Wednesday, 28 January 2009
Our guide on one trip in Patagonia talked of a new resurgence in coal production because of some of the political problems being experienced regarding alternatives. This reminded me of some of the issues of building a new coal-fired power station at Kingsnorth, previously discussed in this blog here and still very much at issue. Some of the details about why can be found on this 'nonewcoal' site. 'Clean coal' is by many accounts a fallacy so whether in Chile or UK planning to use more coal seems a backward step compared with opting for investing in more renewable energy in the longer term. Also regarding renewables, I found it sobering to read George Monbiot's recent article about his conversation with Shell's Chief Executive, Jeroen van de Veer. Whereas in 2000 the company allegedly claimed to be making large scale investment in renewable energy and was at that time very open about the amounts being invested, they now seem to be very vague about just how much they're investing and Monbiot fears that this reluctance to be more sepcific is because their spending in renewables has fallen sharply. While Monbiot doesn't blame Shell or its Chief Exec for doing what the market demands if discharging their duty to shareholders, he's critical that they create the impression that they have a different agenda. He's also critical of government for letting companies seek profit without taking much account of the consequences of doing that for people and environment.
Headlines I'd heard before reading this article talked of the UK Government bailing out the car industry but the emphasis here seems to be as much on investment in 'green technology'. On the surface that looks good but I can't really tell what shade of green Mandelsson is referring to. And what connections are there here to Obama's announcements of a couple of days ago? .....mentioned here. The UK could so easily have re-routed it's industrial base to go the way of Denmark with developing green energy technologies (specifically wind turbines) many years ago. Good to see more happening on this front now but a shame more didn't happen earlier. The too little too late tone of the Independent article could apply as much to the investment in green technology as to the bail-out. But I guess hindsight is a wonderful thing and we must start from here.
Tuesday, 27 January 2009
I'm glad to see that my local robot enthusiast has also put some pictures of Chile up on his website . The Frutic symposium in Chile that led to this trip focused on information and technology for the sustainable production of fruit and vegetables, nuts, wine and olives....a topic that I think many could identify with one way or another. All delegates were given an MP5 player as a name badge and conference information pack.

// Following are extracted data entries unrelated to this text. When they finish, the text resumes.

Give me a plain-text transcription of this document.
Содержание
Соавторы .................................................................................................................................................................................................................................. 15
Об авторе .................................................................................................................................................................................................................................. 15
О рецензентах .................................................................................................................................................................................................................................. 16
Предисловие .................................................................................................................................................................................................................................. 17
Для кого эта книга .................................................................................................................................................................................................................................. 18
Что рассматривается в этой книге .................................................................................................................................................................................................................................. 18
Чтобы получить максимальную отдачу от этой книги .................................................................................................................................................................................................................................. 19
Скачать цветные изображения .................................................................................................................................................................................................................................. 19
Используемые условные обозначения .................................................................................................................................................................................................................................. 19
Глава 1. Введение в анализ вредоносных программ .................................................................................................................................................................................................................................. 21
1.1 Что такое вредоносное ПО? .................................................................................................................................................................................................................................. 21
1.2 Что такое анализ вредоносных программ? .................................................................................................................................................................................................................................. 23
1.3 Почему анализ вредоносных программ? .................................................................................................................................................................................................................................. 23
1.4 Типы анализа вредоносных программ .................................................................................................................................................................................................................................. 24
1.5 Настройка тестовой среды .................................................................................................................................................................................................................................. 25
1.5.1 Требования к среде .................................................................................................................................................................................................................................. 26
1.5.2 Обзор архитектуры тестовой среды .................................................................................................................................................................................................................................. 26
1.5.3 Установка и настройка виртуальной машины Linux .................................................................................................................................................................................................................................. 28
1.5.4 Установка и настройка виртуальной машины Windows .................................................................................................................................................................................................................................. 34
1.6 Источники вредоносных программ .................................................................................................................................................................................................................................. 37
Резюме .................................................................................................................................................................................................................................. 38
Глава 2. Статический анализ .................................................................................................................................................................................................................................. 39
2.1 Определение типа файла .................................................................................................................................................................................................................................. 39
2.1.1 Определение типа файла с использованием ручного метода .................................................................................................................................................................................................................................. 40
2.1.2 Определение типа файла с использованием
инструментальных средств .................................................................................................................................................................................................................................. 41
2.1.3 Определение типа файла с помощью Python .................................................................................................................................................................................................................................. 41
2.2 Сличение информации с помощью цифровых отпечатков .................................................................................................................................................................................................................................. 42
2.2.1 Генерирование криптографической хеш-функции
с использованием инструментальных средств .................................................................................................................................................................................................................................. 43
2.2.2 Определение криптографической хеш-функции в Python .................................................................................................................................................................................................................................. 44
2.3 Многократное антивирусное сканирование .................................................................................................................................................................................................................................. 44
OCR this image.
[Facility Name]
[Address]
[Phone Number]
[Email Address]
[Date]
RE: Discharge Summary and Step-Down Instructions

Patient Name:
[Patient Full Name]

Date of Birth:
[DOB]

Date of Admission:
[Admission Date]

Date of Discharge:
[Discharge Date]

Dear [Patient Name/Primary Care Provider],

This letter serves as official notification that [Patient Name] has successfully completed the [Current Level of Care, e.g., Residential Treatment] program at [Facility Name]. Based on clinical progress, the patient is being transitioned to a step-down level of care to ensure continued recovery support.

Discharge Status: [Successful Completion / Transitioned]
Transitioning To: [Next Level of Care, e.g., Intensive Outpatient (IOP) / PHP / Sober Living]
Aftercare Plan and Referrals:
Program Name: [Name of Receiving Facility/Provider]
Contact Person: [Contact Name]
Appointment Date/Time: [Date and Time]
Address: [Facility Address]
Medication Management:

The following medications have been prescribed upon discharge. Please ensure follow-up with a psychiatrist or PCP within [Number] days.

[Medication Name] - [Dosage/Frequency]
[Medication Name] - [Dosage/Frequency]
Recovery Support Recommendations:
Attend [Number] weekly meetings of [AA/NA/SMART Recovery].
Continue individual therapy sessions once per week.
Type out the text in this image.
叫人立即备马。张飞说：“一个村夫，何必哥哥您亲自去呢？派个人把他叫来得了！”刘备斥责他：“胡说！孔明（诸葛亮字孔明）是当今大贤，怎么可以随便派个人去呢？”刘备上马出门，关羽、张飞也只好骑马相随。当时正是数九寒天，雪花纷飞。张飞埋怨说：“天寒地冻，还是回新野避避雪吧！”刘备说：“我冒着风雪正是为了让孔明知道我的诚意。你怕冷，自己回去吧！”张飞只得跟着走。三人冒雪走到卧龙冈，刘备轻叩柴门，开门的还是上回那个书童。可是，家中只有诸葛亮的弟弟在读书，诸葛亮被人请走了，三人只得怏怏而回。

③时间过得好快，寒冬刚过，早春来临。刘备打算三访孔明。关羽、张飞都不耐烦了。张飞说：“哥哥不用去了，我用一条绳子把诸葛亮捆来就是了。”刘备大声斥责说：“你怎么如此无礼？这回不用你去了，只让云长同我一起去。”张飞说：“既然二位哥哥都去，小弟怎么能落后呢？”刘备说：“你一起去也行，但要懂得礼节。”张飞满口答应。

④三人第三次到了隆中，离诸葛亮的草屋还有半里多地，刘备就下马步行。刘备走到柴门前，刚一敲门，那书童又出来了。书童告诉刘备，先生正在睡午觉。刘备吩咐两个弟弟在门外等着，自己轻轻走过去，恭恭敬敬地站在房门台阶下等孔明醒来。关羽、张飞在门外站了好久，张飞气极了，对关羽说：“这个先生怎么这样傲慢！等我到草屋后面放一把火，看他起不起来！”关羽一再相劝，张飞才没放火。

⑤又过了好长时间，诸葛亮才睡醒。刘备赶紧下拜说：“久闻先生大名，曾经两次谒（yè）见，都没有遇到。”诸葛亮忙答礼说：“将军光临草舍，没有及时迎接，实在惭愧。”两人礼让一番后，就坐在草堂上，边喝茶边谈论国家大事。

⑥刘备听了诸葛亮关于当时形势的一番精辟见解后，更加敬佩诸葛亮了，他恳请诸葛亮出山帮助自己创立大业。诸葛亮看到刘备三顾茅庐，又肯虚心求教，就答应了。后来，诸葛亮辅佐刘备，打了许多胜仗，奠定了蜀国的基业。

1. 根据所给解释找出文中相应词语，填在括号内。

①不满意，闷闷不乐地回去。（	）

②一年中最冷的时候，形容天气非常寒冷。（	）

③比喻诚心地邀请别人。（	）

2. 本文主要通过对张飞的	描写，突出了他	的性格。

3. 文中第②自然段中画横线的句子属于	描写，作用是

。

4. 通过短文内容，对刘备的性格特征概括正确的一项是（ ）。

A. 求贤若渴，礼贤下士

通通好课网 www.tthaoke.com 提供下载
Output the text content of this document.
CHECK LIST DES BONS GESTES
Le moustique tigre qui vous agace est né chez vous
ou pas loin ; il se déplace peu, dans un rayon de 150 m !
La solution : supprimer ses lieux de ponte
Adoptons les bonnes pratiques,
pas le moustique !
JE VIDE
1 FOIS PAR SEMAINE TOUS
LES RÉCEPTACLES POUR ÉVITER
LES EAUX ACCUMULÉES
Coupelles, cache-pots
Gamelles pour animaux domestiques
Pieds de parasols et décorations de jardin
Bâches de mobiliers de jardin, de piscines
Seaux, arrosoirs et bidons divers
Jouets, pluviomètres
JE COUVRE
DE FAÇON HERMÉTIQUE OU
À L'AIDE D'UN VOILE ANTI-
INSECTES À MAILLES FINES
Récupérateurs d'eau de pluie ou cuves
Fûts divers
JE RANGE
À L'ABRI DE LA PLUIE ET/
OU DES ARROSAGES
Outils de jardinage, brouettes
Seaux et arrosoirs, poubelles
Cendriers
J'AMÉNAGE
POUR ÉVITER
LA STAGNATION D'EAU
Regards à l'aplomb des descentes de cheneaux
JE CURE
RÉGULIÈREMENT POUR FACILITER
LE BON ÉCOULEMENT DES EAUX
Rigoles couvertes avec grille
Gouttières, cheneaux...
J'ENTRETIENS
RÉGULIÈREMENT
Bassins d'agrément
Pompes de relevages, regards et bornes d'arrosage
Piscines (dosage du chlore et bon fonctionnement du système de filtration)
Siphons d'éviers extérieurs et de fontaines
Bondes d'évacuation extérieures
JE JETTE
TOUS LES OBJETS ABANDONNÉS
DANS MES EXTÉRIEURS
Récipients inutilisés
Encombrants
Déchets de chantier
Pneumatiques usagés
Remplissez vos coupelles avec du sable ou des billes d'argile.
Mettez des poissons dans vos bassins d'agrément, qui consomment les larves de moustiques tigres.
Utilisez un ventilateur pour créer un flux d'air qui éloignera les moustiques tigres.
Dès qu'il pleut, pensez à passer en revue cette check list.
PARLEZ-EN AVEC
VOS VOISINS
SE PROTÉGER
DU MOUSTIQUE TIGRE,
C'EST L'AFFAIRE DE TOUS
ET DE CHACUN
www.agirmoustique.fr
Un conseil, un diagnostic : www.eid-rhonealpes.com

I believe it was also needed to get your lunch which provided an incentive to re-charge it at end of the day.
Good to hear via the New Scientist blog that Obama has been prompt to take action on environment regarding (i) more jobs in renewable energy (ii) measures for increasing car fuel efficiency and (iii) instructing the Environmental Protection Agency to review a decision made in Bush's time that blocked California's action to forge ahead of other states in limiting car emissions. More on this in the Independent's article on America going Green.
Friday, 23 January 2009
...I mean the one on the foreground. We hadn't, though I'd never seen a penguin in the wild either until this visit to Otway Sound in Patagonia. The interloper visiting the penguins' burrows, presumably in search of eggs, is allegedly a 'quique' or 'lesser grison' (galictis cuja), listed on one website as a type of ferret. Nearby penguins were uneasy and behaving as though they could sense it, though we didn't see a face-to-face meeting while we were there. We were already amazed to see the Magellan penguins, only afterwards did we realise just how lucky we'd been to catch sight of this animal also.
Saw some superb works of art in Chile.The first of these is part of Jorge Gonzalez Camarena's famous 'Presence of Latin America' displayed in Concepcion - full of stories and this little picture doesn't really do it credit. It is a huge mural and quite magnificent. The others are less famous but also great in different ways. The second is a sculpture seen in a modern shopping mall, also in Concepcion. The third another sculpture, located at Casanueva vineyard in the Itata valley where the owner keeps art and wine side-by-side. The fourth is on a house on the sea front in the Patagonian town of Punta Arenas and the last is to be found on the side of a building in a busy market street at the port of Talcahuano.
Just back from Chile and I feel very fortunate to have visited Patagonia. Incredibly scenic. I loved the wide open spaces, the big skies, the wildlife, the light, the mountains, glaciers and waterfalls. I was intrigued to see so many lupins....they certainly look better like this than they do in my garden.